During a total solar eclipse, so much of the sun is covered that a person may be tempted to stare at it directly. It is possible to suffer serious and permanent eye damage by looking at any type of solar eclipse and there is no treatment to restore lost vision. Children are especially at risk, as young eyes transmit more light through to the retina than adult eyes. This makes children’s eyes more susceptible to damage from intense light.
Never look at the sun directly using optical aids such as telescopes, binoculars, or cameras — even if you are wearing eclipse glasses. Without properly installed specialist solar filters, viewing the sun through such optical devices will result in immediate and severe eye damage.
The safest techniques for viewing a solar eclipse are indirect viewing methods. For example, you can view live streams on TV or online, or you can easily project an image of the sun onto a screen using a pinhole projection technique.
While facing away from the sun, use a piece of card with a small (~1 mm diameter) hole in the centre to cast a shadow onto a white card or screen ~1 m further away. An inverted image of the eclipse can be viewed on the screen. Remember, do not view the eclipse directly, keep facing away from the sun and only observe the eclipse as the image on the card or screen.

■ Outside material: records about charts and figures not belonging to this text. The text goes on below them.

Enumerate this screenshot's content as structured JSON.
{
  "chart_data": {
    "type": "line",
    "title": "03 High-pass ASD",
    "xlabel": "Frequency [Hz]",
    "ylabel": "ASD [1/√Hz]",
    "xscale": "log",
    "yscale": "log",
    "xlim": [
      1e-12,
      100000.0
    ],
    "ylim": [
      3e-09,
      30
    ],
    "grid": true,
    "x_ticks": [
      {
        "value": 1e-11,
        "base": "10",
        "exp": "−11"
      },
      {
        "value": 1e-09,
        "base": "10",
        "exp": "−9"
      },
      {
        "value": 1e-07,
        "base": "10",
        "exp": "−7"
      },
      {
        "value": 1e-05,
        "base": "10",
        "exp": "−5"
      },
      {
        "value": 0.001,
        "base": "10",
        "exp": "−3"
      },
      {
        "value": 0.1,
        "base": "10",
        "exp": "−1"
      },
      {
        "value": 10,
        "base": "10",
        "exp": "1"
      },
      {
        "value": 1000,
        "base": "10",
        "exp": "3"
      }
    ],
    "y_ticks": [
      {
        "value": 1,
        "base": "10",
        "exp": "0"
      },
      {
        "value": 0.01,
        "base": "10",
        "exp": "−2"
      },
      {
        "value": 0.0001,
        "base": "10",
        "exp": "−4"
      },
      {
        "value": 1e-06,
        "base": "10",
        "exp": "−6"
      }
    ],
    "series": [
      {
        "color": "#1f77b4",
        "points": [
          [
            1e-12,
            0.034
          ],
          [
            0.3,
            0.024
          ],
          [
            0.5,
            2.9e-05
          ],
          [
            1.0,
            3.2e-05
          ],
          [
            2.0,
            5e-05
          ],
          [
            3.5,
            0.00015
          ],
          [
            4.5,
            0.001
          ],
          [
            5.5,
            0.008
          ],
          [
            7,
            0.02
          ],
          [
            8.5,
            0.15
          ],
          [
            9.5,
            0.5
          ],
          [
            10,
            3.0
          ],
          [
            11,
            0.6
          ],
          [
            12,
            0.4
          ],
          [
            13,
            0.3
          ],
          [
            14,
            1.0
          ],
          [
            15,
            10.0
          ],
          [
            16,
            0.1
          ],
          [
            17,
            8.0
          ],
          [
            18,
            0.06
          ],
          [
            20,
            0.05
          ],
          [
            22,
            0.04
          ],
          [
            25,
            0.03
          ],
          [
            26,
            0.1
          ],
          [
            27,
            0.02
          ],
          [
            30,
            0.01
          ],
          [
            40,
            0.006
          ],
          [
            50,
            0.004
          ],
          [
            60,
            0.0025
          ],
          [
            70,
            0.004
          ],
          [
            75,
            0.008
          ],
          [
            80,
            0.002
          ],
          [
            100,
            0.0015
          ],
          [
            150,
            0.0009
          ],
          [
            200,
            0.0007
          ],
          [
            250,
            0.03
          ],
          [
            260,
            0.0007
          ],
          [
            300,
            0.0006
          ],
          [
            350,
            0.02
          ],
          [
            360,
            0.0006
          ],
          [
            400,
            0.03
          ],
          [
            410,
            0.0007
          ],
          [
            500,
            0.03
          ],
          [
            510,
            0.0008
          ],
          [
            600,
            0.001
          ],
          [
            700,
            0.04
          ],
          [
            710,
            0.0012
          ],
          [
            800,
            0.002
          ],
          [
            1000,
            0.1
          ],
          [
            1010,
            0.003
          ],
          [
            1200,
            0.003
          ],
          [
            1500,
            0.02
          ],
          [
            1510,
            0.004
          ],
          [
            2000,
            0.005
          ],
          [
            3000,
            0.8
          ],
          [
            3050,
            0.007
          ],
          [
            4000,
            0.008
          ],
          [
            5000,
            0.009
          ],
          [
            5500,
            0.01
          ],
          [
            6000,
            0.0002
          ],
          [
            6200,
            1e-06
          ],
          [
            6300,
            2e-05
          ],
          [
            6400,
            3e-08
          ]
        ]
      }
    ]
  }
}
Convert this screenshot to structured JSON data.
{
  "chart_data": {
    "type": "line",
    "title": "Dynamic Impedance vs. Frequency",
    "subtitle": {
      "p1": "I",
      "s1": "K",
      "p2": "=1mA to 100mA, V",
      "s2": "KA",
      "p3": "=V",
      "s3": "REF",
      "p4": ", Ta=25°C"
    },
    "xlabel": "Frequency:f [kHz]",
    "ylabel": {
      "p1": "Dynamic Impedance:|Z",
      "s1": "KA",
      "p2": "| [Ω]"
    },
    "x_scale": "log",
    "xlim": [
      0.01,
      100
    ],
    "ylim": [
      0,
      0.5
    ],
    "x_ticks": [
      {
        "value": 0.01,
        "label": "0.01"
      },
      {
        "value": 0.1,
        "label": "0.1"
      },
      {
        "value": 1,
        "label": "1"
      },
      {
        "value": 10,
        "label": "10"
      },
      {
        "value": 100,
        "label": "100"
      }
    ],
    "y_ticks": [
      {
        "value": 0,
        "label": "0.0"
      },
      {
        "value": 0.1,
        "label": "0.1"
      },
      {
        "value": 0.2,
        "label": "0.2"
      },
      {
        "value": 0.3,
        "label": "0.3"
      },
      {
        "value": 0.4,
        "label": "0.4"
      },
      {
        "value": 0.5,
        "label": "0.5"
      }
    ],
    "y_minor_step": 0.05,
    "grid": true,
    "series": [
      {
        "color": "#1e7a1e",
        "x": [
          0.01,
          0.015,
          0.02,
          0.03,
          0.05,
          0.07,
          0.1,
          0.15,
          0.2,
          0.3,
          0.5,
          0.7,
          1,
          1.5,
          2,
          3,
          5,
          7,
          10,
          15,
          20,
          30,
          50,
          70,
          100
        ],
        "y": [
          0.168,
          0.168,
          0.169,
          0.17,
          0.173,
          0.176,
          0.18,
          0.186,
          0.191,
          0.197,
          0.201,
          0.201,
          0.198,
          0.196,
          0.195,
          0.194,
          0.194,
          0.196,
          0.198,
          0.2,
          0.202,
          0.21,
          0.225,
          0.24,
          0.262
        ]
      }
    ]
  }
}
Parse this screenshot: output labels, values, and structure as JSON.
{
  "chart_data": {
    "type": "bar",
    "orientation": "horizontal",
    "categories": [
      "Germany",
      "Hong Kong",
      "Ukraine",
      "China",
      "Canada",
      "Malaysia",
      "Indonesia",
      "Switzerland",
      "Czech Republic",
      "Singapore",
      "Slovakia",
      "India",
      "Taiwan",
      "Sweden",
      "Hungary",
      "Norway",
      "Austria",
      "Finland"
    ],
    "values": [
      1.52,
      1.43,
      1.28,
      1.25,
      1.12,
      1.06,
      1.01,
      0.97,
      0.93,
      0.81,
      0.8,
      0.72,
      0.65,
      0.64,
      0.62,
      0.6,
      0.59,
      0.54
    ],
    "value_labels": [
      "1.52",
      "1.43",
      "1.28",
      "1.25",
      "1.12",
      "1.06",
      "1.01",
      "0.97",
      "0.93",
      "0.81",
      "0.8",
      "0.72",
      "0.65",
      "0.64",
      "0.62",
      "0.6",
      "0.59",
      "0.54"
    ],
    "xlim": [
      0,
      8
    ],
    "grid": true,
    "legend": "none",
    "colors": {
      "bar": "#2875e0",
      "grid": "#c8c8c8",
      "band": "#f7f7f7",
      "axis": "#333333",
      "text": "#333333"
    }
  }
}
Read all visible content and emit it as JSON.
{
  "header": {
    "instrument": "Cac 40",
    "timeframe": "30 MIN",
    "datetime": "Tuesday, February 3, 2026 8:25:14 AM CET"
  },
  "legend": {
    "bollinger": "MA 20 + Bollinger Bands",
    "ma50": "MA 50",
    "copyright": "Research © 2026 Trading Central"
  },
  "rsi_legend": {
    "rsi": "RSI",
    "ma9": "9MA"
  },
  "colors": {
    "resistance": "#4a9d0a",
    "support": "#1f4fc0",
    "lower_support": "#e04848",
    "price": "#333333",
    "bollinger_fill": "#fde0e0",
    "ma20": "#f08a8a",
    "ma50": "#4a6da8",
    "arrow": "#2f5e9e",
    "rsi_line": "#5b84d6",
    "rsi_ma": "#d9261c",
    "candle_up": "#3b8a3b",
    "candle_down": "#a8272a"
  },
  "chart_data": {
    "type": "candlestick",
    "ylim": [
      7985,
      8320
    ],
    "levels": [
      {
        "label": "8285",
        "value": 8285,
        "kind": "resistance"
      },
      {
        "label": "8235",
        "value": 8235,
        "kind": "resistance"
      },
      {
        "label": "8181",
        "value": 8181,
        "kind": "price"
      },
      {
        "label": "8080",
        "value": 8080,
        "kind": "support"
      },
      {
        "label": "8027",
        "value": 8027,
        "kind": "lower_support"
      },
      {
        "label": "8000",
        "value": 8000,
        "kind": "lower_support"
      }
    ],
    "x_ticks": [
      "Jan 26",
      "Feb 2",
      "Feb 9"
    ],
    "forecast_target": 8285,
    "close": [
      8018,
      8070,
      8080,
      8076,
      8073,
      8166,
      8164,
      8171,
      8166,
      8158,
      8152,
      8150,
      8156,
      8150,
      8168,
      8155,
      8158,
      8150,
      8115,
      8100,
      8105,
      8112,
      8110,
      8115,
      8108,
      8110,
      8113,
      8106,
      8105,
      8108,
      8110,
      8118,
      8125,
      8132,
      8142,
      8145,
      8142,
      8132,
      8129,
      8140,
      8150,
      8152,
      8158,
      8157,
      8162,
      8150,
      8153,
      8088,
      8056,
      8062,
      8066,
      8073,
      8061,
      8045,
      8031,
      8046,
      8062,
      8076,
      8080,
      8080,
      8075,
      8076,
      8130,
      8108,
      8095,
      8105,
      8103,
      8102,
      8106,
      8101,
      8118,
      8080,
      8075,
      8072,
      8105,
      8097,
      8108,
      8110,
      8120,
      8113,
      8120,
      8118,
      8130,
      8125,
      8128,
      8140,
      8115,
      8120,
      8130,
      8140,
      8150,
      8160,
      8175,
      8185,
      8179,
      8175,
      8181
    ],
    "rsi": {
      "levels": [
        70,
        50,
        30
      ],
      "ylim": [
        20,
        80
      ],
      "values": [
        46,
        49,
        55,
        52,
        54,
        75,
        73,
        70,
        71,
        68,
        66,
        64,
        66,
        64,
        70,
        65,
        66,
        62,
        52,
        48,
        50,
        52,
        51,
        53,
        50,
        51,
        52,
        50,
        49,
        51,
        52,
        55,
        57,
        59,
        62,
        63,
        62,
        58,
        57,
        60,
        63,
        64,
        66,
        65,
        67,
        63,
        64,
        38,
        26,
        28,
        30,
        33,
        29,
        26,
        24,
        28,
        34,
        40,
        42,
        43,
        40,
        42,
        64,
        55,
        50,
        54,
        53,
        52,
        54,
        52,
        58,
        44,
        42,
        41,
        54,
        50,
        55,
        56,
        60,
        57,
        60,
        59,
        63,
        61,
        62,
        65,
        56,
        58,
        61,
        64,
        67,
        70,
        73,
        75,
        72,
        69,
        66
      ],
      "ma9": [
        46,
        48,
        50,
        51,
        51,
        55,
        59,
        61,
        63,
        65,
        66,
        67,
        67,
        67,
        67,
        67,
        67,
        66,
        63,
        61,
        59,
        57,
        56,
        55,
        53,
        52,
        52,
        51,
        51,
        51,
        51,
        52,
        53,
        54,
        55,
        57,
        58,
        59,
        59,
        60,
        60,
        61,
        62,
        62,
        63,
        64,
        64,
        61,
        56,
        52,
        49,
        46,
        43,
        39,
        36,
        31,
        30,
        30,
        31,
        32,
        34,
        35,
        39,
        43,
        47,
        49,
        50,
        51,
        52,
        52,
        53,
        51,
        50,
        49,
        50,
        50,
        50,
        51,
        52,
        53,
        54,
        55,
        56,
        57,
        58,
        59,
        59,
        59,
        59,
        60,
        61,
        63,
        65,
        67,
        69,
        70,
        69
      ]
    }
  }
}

Eclipse glasses can allow safe viewing of an eclipse if they meet the requirements of Australian Standard ISO 12312-2 Eye and face protection – Sunglasses and related eyewear Part 2: Filters for direct observation of the sun.
They should also be:
- in good condition
- properly fitted
- used correctly
- free from any defects, such as scratches, punctures, or other damage.
You must also put them on before turning your gaze towards the eclipse and turn away before removing them.
Eclipse glasses should never be used to observe the sun through cameras, binoculars, telescopes or other optical aids, as these devices increase the light intensity far beyond the eclipse glasses’ protective ability. Children should be very closely supervised if using eclipse glasses. Ordinary sunglasses, even those with very dark lenses, are not suitable for viewing an eclipse, as they will not provide adequate protection for your eyes.
Things to remember
- Viewing an eclipse can cause permanent visual impairment.
- Damage occurs rapidly and without any immediate pain.
- Loss of vision may not be immediately apparent.
- There is no treatment to restore lost vision, although vision may improve over time.
- Children are especially at risk.
- ARPANSA advises against direct viewing of a solar eclipse.